Marco Polo Marine Group Group recorded a revenue of S$11.4 million in Q1FY2017, a decrease of 33% from that of S$17.0 million in Q1FY2016.
Relative to Q1FY2016, the Ship Chartering Operations’ revenue of the Group decreased by 31% to S$4.4 million in Q1FY2017. The decrease was mainly due to the lower utilization and charter rate for the Group’s offshore fleet.
The Ship Building & Repair Operations of the Group also recorded a decrease in revenue of 34% in Q1FY2017 relative to Q1FY2016. The decrease was due mainly to reduced ship building projects
The Group recorded a gross profit margin of 34% in Q1FY2017 relative to that of 30% in Q1FY2017, chiefly due to reduced project costs.

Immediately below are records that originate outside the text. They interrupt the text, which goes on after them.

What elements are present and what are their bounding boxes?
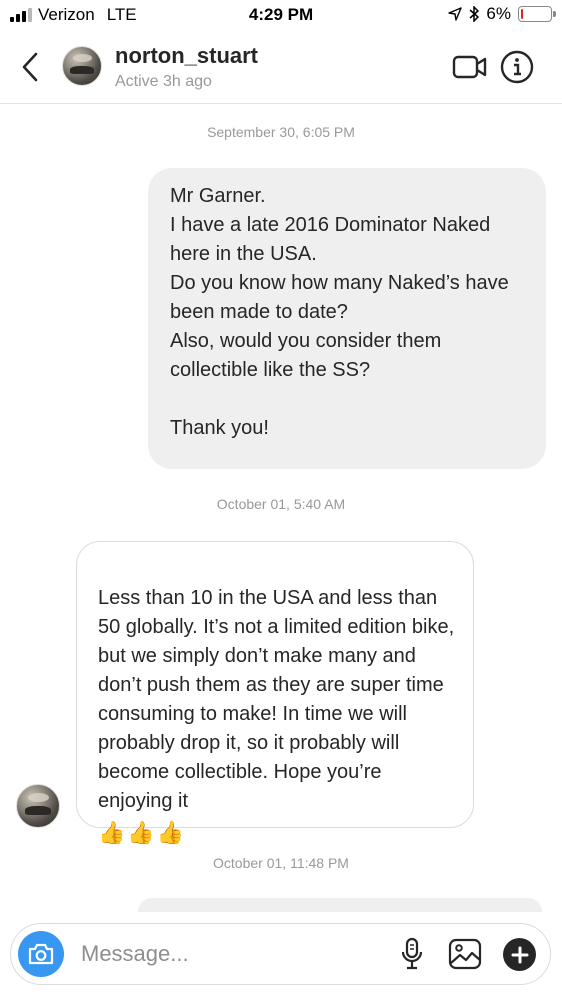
info-button[interactable] xyxy=(500,50,534,84)
status-bar: Verizon LTE 4:29 PM 6% xyxy=(0,0,562,30)
message-input[interactable] xyxy=(81,934,381,974)
outgoing-message[interactable]: Mr Garner. I have a late 2016 Dominator … xyxy=(148,168,546,469)
message-composer xyxy=(10,923,551,985)
plus-icon xyxy=(511,946,528,963)
thumbs-up-emoji: 👍👍👍 xyxy=(98,820,187,845)
timestamp: October 01, 5:40 AM xyxy=(216,496,346,512)
status-right: 6% xyxy=(448,4,556,24)
chevron-left-icon xyxy=(22,52,38,82)
battery-percent: 6% xyxy=(486,4,511,23)
outgoing-message-partial[interactable] xyxy=(138,898,542,912)
battery-level xyxy=(521,9,523,19)
location-arrow-icon xyxy=(448,7,463,21)
more-options-button[interactable] xyxy=(503,938,536,971)
chat-header: norton_stuart Active 3h ago xyxy=(0,30,562,104)
back-button[interactable] xyxy=(16,50,46,84)
incoming-message-text: Less than 10 in the USA and less than 50… xyxy=(98,587,455,812)
bluetooth-icon xyxy=(469,6,480,22)
camera-button[interactable] xyxy=(18,931,64,977)
gallery-icon xyxy=(448,938,482,970)
active-status: Active 3h ago xyxy=(115,73,212,90)
gallery-button[interactable] xyxy=(448,938,482,970)
sender-avatar[interactable] xyxy=(16,784,60,828)
timestamp: September 30, 6:05 PM xyxy=(207,124,355,140)
video-call-button[interactable] xyxy=(452,52,488,82)
timestamp: October 01, 11:48 PM xyxy=(213,855,349,871)
microphone-icon xyxy=(401,937,423,970)
camera-icon xyxy=(28,943,54,965)
info-icon xyxy=(500,50,534,84)
battery-icon xyxy=(518,6,556,22)
header-avatar[interactable] xyxy=(62,46,102,86)
incoming-message[interactable]: Less than 10 in the USA and less than 50… xyxy=(76,541,474,845)
video-camera-icon xyxy=(452,55,487,79)
voice-message-button[interactable] xyxy=(399,937,425,971)
chat-username[interactable]: norton_stuart xyxy=(115,43,258,69)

The Group’s other operating income increased by S$3.86 million to S$3.9 million in Q1FY2017 from S$54,000 in Q1Y2016. The increase was mainly due to an unrealised foreign exchange gain recorded in Q1FY2017 compared to an unrealised foreign exchange loss sustained in Q1FY2016 recorded under “Other operating expenses”.
In line with reduced business activities and as a result of cost containment measures, the Group’s administrative expenses decreased by S$0.1 million or 4% to S$1.6 million in Q1FY2017 from S$1.7 million in Q1FY2016.
The Group’s other operating expenses decreased by S$0.7 million to S$0.7 million in Q1FY2017 and from S$1.4 million in Q1FY2016, attributed largely to the unrealised foreign exchange loss recorded in Q1FY2016.
Due to increased borrowings and higher bond interest rate, the finance costs
of the Group increased by S$0.9 million or 74% to S$2.0 million in in Q1FY2017 from S$1.1 million in Q1FY2016.